Military suspense thrillers have been popular for years, yet I have seldom read any. I decided to change this by stepping lightly into this genre. The Escape Artist by Brad Meltzer may not be considered a strict military suspense thriller, but there is a definite military feel since the majority of this book takes place on or near Dover Air Force Base in Delaware. Add in a compelling story line, missing people, and high levels of secrecy and I was hooked.

The Escape Artist tells the story of Jim ‘Zig’ Zigarowski and his quest to find out what really happened to Nola Brown. Nola Brown was on a flight from Alaska when the plane mysteriously fell from the sky. All on the plane perished and Nola’s body was found not far from the crash site. Mysteries surround this crash as one of the President’s very close friends was on board: the Librarian of Congress. Tasked with finding out what happened, Zig soon finds all of the bodies from the crash delivered to him at the morgue at Dover Air Force Base in Delaware. With identities already confirmed by their supervisors, Zig and his colleagues are expected to perform the autopsies as quick as possible and get the bodies back to the families.

When looking at Nola’s body, Zig discovers that there is no way that the body in front of him could be that of Nola Brown. Nola was a childhood friend of Zig’s daughter. A long time ago, Nola saved Zig’s daughter’s life. As a result of that, Nola has a tell-tale scar that Zig knows to look for on Nola. Discovering that it isn’t there and knowing that there wouldn’t be a cosmetic way to make that disappear, Zig realizes that Nola is still alive. The question of why someone would go through such steps to say that this body is Nola’s nags at Zig. He decides that he has to find Nola, if for no other reason than to pay her back for the time that she saved his daughter’s life.

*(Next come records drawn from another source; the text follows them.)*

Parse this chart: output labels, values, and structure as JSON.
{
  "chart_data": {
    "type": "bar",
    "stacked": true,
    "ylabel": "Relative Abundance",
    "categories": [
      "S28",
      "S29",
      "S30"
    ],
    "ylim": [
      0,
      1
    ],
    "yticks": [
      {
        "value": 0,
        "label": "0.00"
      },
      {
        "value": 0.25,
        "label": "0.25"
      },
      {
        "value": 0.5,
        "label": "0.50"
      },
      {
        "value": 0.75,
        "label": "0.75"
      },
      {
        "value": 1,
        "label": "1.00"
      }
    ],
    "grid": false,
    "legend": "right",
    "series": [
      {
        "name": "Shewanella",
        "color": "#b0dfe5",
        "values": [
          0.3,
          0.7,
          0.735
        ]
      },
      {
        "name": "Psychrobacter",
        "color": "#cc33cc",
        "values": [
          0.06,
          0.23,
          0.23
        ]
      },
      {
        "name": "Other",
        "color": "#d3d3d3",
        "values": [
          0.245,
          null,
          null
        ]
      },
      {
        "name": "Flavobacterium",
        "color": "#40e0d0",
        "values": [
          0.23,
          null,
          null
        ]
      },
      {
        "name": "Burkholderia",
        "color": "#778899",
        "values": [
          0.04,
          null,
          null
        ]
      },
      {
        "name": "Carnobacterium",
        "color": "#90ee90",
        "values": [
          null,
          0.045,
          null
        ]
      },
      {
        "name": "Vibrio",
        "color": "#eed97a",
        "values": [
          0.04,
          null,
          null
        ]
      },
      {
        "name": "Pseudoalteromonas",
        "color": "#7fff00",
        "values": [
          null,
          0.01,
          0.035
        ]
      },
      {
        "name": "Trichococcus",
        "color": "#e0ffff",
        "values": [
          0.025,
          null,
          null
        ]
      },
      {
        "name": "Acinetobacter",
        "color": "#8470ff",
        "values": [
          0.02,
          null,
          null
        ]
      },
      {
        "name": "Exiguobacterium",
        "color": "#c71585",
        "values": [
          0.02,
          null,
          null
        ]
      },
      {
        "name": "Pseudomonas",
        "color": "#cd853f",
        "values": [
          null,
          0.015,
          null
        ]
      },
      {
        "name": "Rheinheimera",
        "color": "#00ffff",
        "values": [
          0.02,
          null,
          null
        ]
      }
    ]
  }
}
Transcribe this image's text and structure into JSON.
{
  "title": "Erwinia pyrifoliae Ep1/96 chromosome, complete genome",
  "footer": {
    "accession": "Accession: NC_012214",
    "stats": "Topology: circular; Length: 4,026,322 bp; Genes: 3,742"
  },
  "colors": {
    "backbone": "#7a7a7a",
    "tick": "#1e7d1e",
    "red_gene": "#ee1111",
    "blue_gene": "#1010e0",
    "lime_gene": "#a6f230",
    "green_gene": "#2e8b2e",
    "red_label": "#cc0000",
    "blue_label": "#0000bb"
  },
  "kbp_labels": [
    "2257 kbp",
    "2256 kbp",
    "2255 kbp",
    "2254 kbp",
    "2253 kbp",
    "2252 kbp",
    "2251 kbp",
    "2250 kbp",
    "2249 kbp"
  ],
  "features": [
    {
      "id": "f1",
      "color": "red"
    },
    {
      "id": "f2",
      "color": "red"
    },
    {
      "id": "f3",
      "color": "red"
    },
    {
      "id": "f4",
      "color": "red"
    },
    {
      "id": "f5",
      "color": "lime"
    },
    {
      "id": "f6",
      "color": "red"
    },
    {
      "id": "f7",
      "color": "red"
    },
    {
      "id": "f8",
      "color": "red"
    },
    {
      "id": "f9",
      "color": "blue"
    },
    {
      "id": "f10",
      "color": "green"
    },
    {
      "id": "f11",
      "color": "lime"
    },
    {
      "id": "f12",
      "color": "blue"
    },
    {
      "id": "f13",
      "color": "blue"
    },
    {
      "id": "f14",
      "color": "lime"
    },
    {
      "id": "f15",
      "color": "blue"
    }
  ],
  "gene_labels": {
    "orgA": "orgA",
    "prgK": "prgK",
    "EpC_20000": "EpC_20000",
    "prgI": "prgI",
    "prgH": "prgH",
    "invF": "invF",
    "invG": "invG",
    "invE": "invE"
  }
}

Nola is supposed to be dead. With some investigating, Zig digs into Nola’s past and tries to learn what in her life caused people to want to kill her. He discovers that Nola is a mystery, her previous supervisors believe that she is a curse and trouble follows her everywhere. Looking into these incidents, it becomes clear why the Army chooses to sequester Nola as their artist-in-residence. This keeps her out of the line of fire and hopefully decreases her tendency to bring trouble to any situation.

Nola’s current job allows her to travel the world to any location and any catastrophe in order to make art and observe. Each artist-in-residence has a theme to their artwork throughout their residency. As Zig looks around, he discovers that Nola’s missions may have triggered the notice of an enemy who will do whatever it takes to silence her. Zig and Nola find themselves thrown together on a journey to discover the truth behind a centuries-old conspiracy that reaches all the way up to the highest levels of government and involves an unlikely partner: Harry Houdini.